18 Ekim 2010 Pazartesi

Sigur Ros un kliplerinden biri.. İçime işleyen bi görüntüdür. Katıksız özgürlüğü bu kadar iyi anlatan daha iyi bi an yok elimde şu an.Hiç birşeyde rol yok,dağın taşın samimiyetinden bile eminim. Özellikle de çocukların yarattığı etkiler gerçekten çok farklı.. Birinin üzülmesine takılır kafam, yalnız zararsız gözlerin buruk bakışları çok canımı yakıyor.Ağlayan çocuklara bakamıyorum, hatta damlaları silemiyorum ben.Dokunduğum yerden silinip gidecekmiş gbi pamuk yanakları,kıyamıyorum güzelliklerine.Gözü yaşlı yetişkinin çirkinliğine veremediğim tüm anlamları yüklüyorum diri etlerinden akan damlalara,yetişkin yüzün çizgilerinden "yolunu bulan" suya nazaran, olduğu gbi süzülen ılık ve en taze can suyuna.. Hazzım yok çocuk gözyaşından yana, sadece bel bağlamadığım sloganlardan uzak durmak benimki.Ağlayacaksa birileri, en çok çocuktur bunu hakeden,en şık pırlantalar mahrum edilmemeli en güzel tenlerden..  Fazla da uzatmadan.. Sigur Ros..
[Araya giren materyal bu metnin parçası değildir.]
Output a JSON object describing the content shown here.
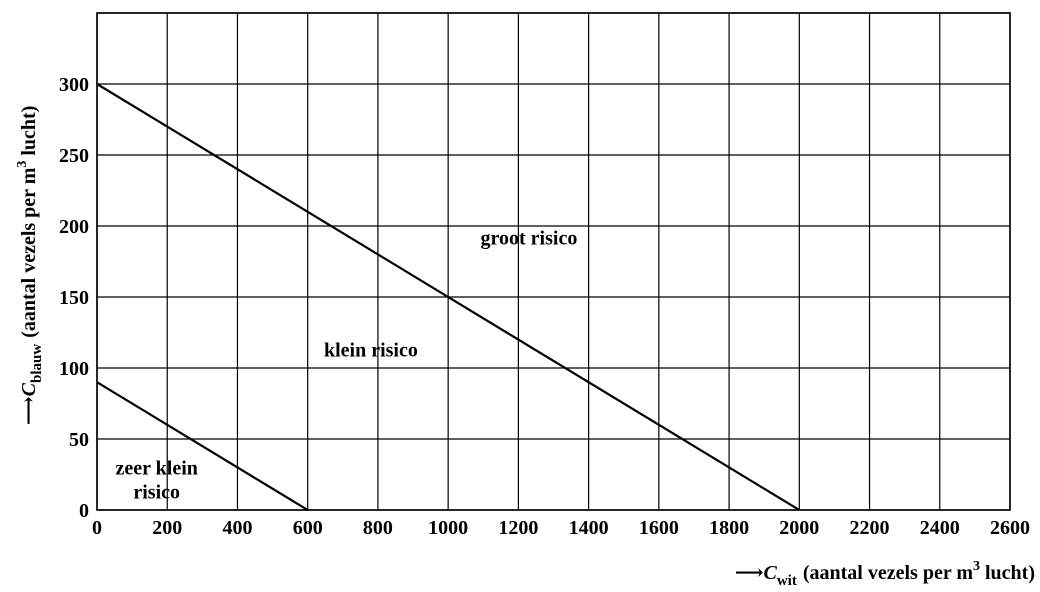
{
  "chart_data": {
    "type": "line",
    "x_axis": {
      "variable": "C",
      "variable_subscript": "wit",
      "label": "(aantal vezels per m",
      "label_sup": "3",
      "label_end": " lucht)",
      "arrow": "⟶",
      "range": [
        0,
        2600
      ],
      "ticks": [
        0,
        200,
        400,
        600,
        800,
        1000,
        1200,
        1400,
        1600,
        1800,
        2000,
        2200,
        2400,
        2600
      ]
    },
    "y_axis": {
      "variable": "C",
      "variable_subscript": "blauw",
      "label": "(aantal vezels per m",
      "label_sup": "3",
      "label_end": " lucht)",
      "arrow": "⟶",
      "range": [
        0,
        350
      ],
      "ticks": [
        0,
        50,
        100,
        150,
        200,
        250,
        300
      ],
      "grid_lines": [
        0,
        50,
        100,
        150,
        200,
        250,
        300,
        350
      ]
    },
    "grid": true,
    "series": [
      {
        "points": [
          [
            0,
            90
          ],
          [
            600,
            0
          ]
        ]
      },
      {
        "points": [
          [
            0,
            300
          ],
          [
            2000,
            0
          ]
        ]
      }
    ],
    "region_labels": [
      {
        "lines": [
          "zeer klein",
          "risico"
        ],
        "x": 170,
        "y": 25
      },
      {
        "lines": [
          "klein risico"
        ],
        "x": 780,
        "y": 108
      },
      {
        "lines": [
          "groot risico"
        ],
        "x": 1230,
        "y": 187
      }
    ]
  }
}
http://www.vimeo.com/3977937

17 Ekim 2010 Pazar

thepersonyouhavecalled..

Yeniden.. Değişmleri severken, aslından benden alıp götürdükleriyle daha çok oyalanıyorum.İyi olmadığını biliyorum.Her değişim yerini aldığı "eski" sabitliklerin iyi ve güzel yanlarından alıp götürüyor her defasında. Monotonlarıma bağlıyım bi yandan da yani. Söylemekte çekince görmediğim korku tanelerinden biri: Ya giderse, ya tutamazsam bi ucundan? Ya yenisi?
 Boş kaygılarından arınmaya çalışan bi insan var buralarda.Henüz hiç bişeyin ucundan tutablmişliği de yok Bu geçiş zamanlarında ulaşılmamak istiyorum. Bittikten sonra gelsem ya ben? Ayak uydurma konusunda sıkıntı çekmiyorum. Alışırım hemen. Geçerken çok çiziyo fikrimi,olay anında orda olmak istemyorum.
   Hmm, nereye bağlayabilirim...? Hah, eski blog sayfama bakıyorum şmdi mesela,hala.. Yenisiyle ilgilensem ya.